1. Questions to the First Minister – in the Senedd on 11 January 2022.
6. What assessment has the Welsh Government made of the most equitable way of assessing the quality of learning at the end of key stage 4 and key stage 5 in light of the latest wave of COVID-19? OQ57434
I thank Jenny Rathbone. Llywydd, Qualifications Wales has decided to hold examinations in 2022, consistent with the approach taken in other parts of the UK, and adaptations have been made to assessment content so that learners are not disadvantaged. On 16 December, the education Minister announced £24 million in additional support, focused on learners in examination years.
Well, that money is very welcome. Yesterday, I had an e-mail from a very anxious young lady about the possibility of having to sit exams after having had so many of her lessons delivered by supply teachers rather than the normal subject teachers. Clearly, with the rise of COVID again, it's beyond the control and best efforts of school leaders and learners to be able to ensure that they're getting the teaching and the level of learning that they desperately wish for. So, she's asking why we haven't already cancelled exams for this summer, but I fully recognise that the virtue of exams is that they avoid the class and racial bias that's inherent both in teacher-assessed systems and reflected in the way that computer algorithms are constructed.
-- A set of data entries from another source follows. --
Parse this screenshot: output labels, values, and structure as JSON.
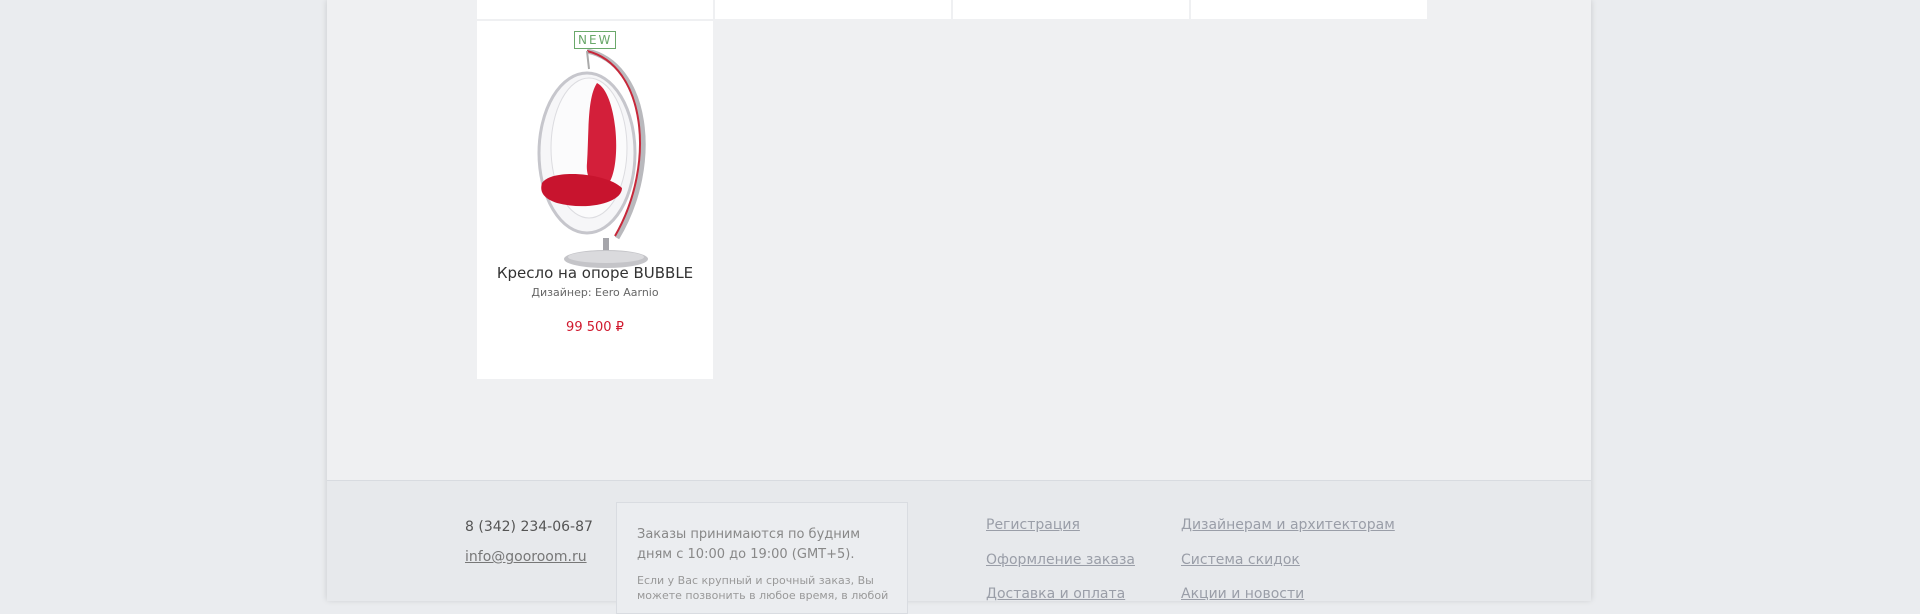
{
  "product": {
    "badge": "NEW",
    "title": "Кресло на опоре BUBBLE",
    "designer": "Дизайнер: Eero Aarnio",
    "price": "99 500 ₽"
  },
  "footer": {
    "phone": "8 (342) 234-06-87",
    "email": "info@gooroom.ru",
    "info_main": "Заказы принимаются по будним дням с 10:00 до 19:00 (GMT+5).",
    "info_extra": "Если у Вас крупный и срочный заказ, Вы можете позвонить в любое время, в любой",
    "links_col1": [
      "Регистрация",
      "Оформление заказа",
      "Доставка и оплата"
    ],
    "links_col2": [
      "Дизайнерам и архитекторам",
      "Система скидок",
      "Акции и новости"
    ]
  },
  "colors": {
    "price": "#d0192e",
    "badge": "#6aa86a"
  }
}
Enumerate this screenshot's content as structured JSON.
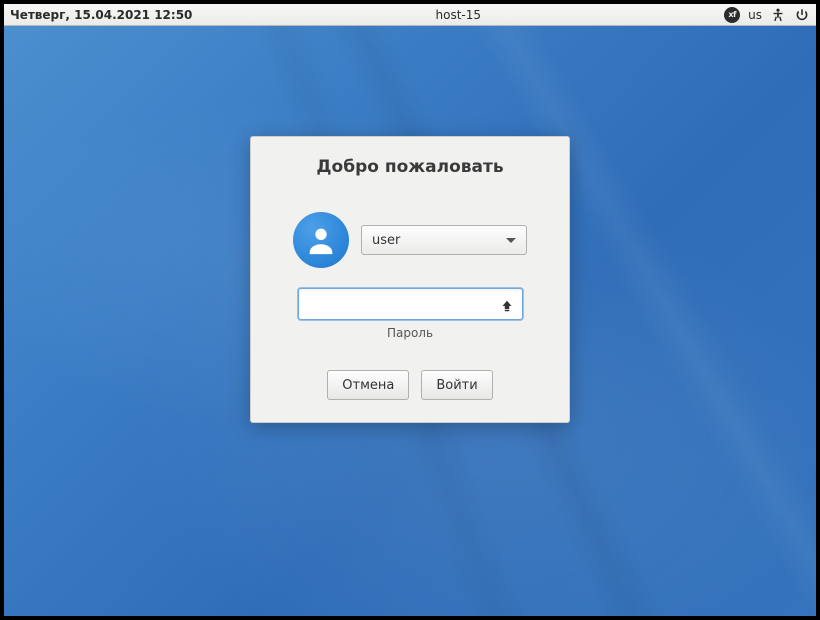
{
  "topbar": {
    "datetime": "Четверг, 15.04.2021 12:50",
    "hostname": "host-15",
    "xf_badge": "xf",
    "lang": "us"
  },
  "login": {
    "title": "Добро пожаловать",
    "selected_user": "user",
    "password_value": "",
    "password_label": "Пароль",
    "cancel_label": "Отмена",
    "submit_label": "Войти"
  }
}
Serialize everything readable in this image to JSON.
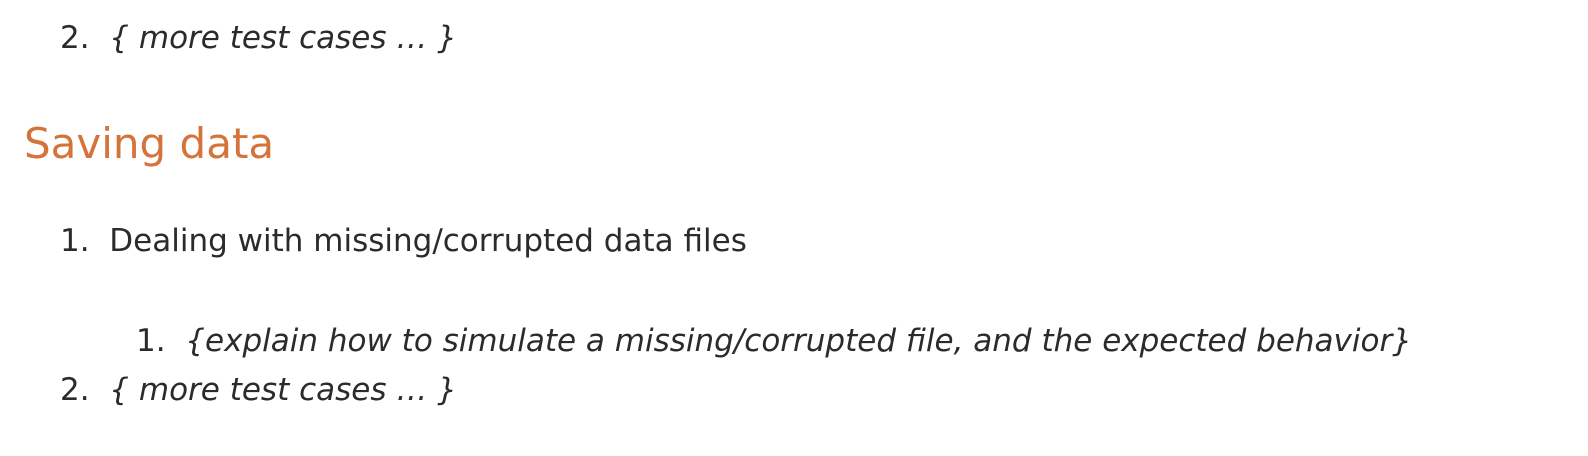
{
  "top_list": {
    "item_2": {
      "number": "2.",
      "text": "{ more test cases … }"
    }
  },
  "section": {
    "heading": "Saving data",
    "heading_color": "#d4733a",
    "list": {
      "item_1": {
        "number": "1.",
        "text": "Dealing with missing/corrupted data files",
        "sub_item_1": {
          "number": "1.",
          "text": "{explain how to simulate a missing/corrupted file, and the expected behavior}"
        }
      },
      "item_2": {
        "number": "2.",
        "text": "{ more test cases … }"
      }
    }
  }
}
So, given that exams are due to go ahead, both this week and in the summer, are there any circumstances that could lead to the Welsh Government cancelling these summer examinations, or how do we reassure young people that this summer's examination opportunities is but one opportunity to demonstrate the level of attainment that they are capable of?
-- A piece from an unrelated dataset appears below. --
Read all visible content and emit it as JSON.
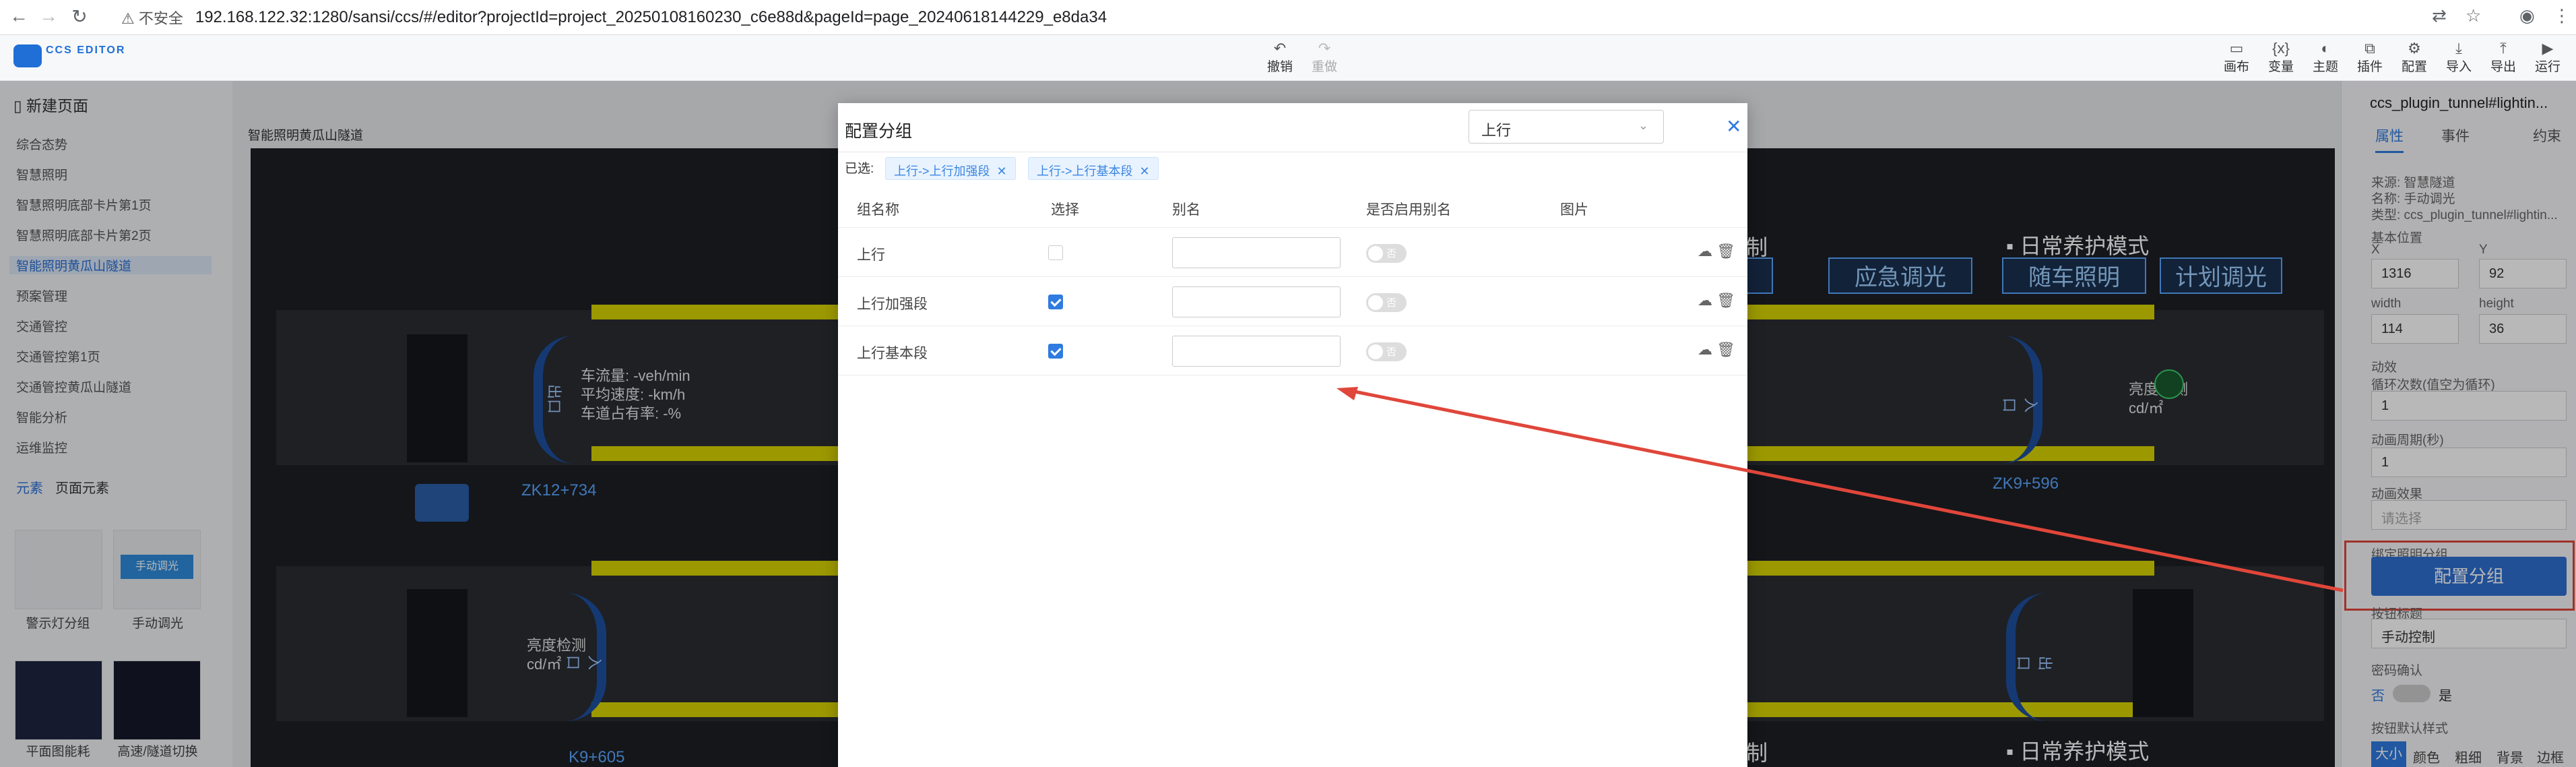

Jenny Rathbone makes a series of really important points there. I fully understand the anxiety that young people feel faced with examinations and feeling that the experience they've had doesn't prepare them in the way that they would have wanted. But when we relied entirely on centre-determined grades last year—I know Jenny Rathbone will know what happened—we saw the gap between grades awarded to the more advantaged pupils and those on free school meals widen from 15 per cent, where it had been before the pandemic, already far too high, to 21 per cent last year. Examinations are an important corrective to unconscious biases in the system. We know that working-class young men particularly do better in exams than sometimes their teachers had anticipated. That's why it is very important for us to have examinations as part of the way that young people will be assessed in Wales this summer.
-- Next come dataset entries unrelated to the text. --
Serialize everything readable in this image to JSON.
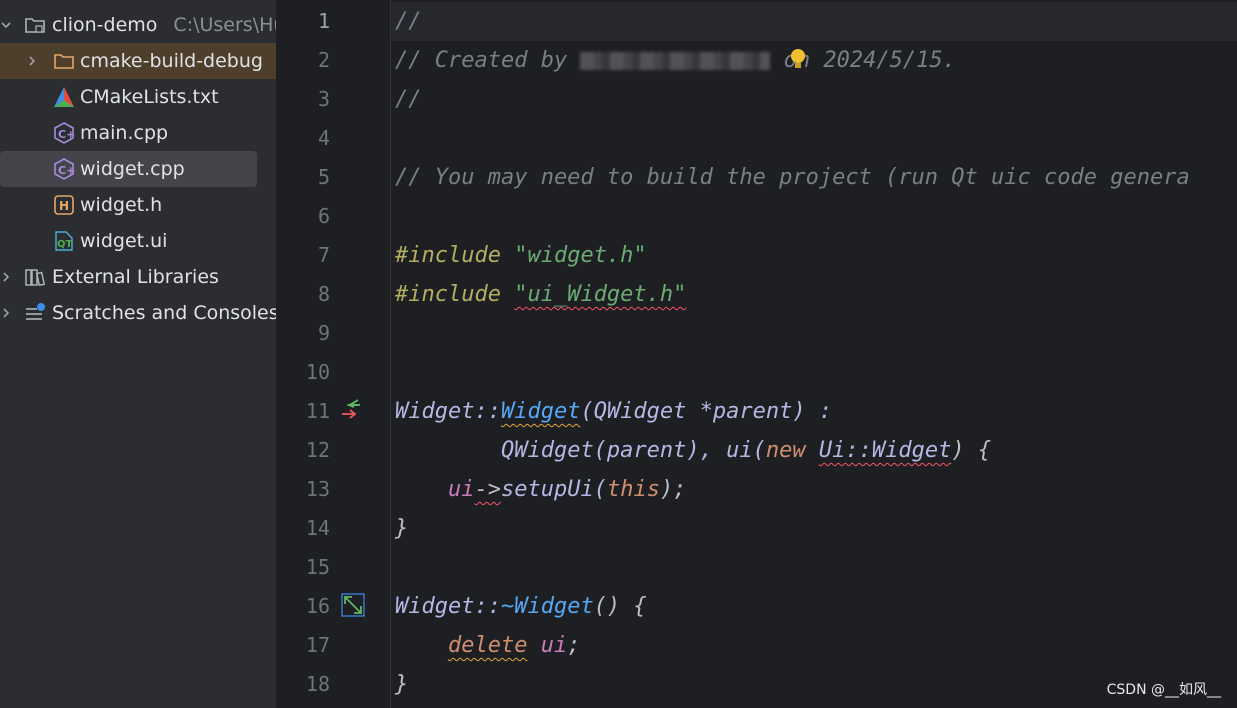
{
  "tree": {
    "root": {
      "label": "clion-demo",
      "path": "C:\\Users\\Hu"
    },
    "items": [
      {
        "label": "cmake-build-debug",
        "icon": "folder-icon"
      },
      {
        "label": "CMakeLists.txt",
        "icon": "cmake-icon"
      },
      {
        "label": "main.cpp",
        "icon": "cpp-file-icon"
      },
      {
        "label": "widget.cpp",
        "icon": "cpp-file-icon"
      },
      {
        "label": "widget.h",
        "icon": "header-file-icon"
      },
      {
        "label": "widget.ui",
        "icon": "qt-ui-file-icon"
      },
      {
        "label": "External Libraries",
        "icon": "library-icon"
      },
      {
        "label": "Scratches and Consoles",
        "icon": "scratches-icon"
      }
    ]
  },
  "editor": {
    "line_numbers": [
      "1",
      "2",
      "3",
      "4",
      "5",
      "6",
      "7",
      "8",
      "9",
      "10",
      "11",
      "12",
      "13",
      "14",
      "15",
      "16",
      "17",
      "18"
    ],
    "current_line": 1,
    "code": {
      "l1": "//",
      "l2_pre": "// Created by ",
      "l2_post": " on 2024/5/15.",
      "l3": "//",
      "l5": "// You may need to build the project (run Qt uic code genera",
      "l7_kw": "#include",
      "l7_str": "\"widget.h\"",
      "l8_kw": "#include",
      "l8_str": "\"ui_Widget.h\"",
      "l11_a": "Widget::",
      "l11_b": "Widget",
      "l11_c": "(QWidget *parent) :",
      "l12_a": "QWidget(parent), ui(",
      "l12_new": "new",
      "l12_ns": "Ui::Widget",
      "l12_b": ") {",
      "l13_ui": "ui",
      "l13_arrow": "->",
      "l13_fn": "setupUi(",
      "l13_this": "this",
      "l13_end": ");",
      "l14": "}",
      "l16_a": "Widget::",
      "l16_b": "~Widget",
      "l16_c": "() {",
      "l17_del": "delete",
      "l17_ui": "ui",
      "l17_end": ";",
      "l18": "}"
    }
  },
  "watermark": "CSDN @__如风__",
  "colors": {
    "comment": "#7a7e85",
    "preprocessor": "#b3ae60",
    "string": "#6aab73",
    "function": "#56a8f5",
    "keyword": "#cf8e6d",
    "member": "#c77dbb",
    "tree_selected_dir": "#4e3f2c",
    "tree_selected_file": "#43454a"
  }
}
The WJEC has run examinations in November last year and November during the firebreak of the year before, and have done so successfully. They do act as an important corrective in that equity sense for young people who without examinations sometimes don't get the credit that their abilities would entitle them to have when we rely simply on other methods. But it's a blended approach. Examinations, yes—carefully controlled, content reduced, advanced notice of subjects to be covered and so on, to take account of the points that Jenny Rathbone made—alongside other forms of assessment, will allow a rounded result for those young people, and one that is useable not just in Wales, but across the United Kingdom, because the currency of that award has been protected and means that it will be recognised when young people come to use it when applying for jobs or looking to go on courses in other parts of the United Kingdom.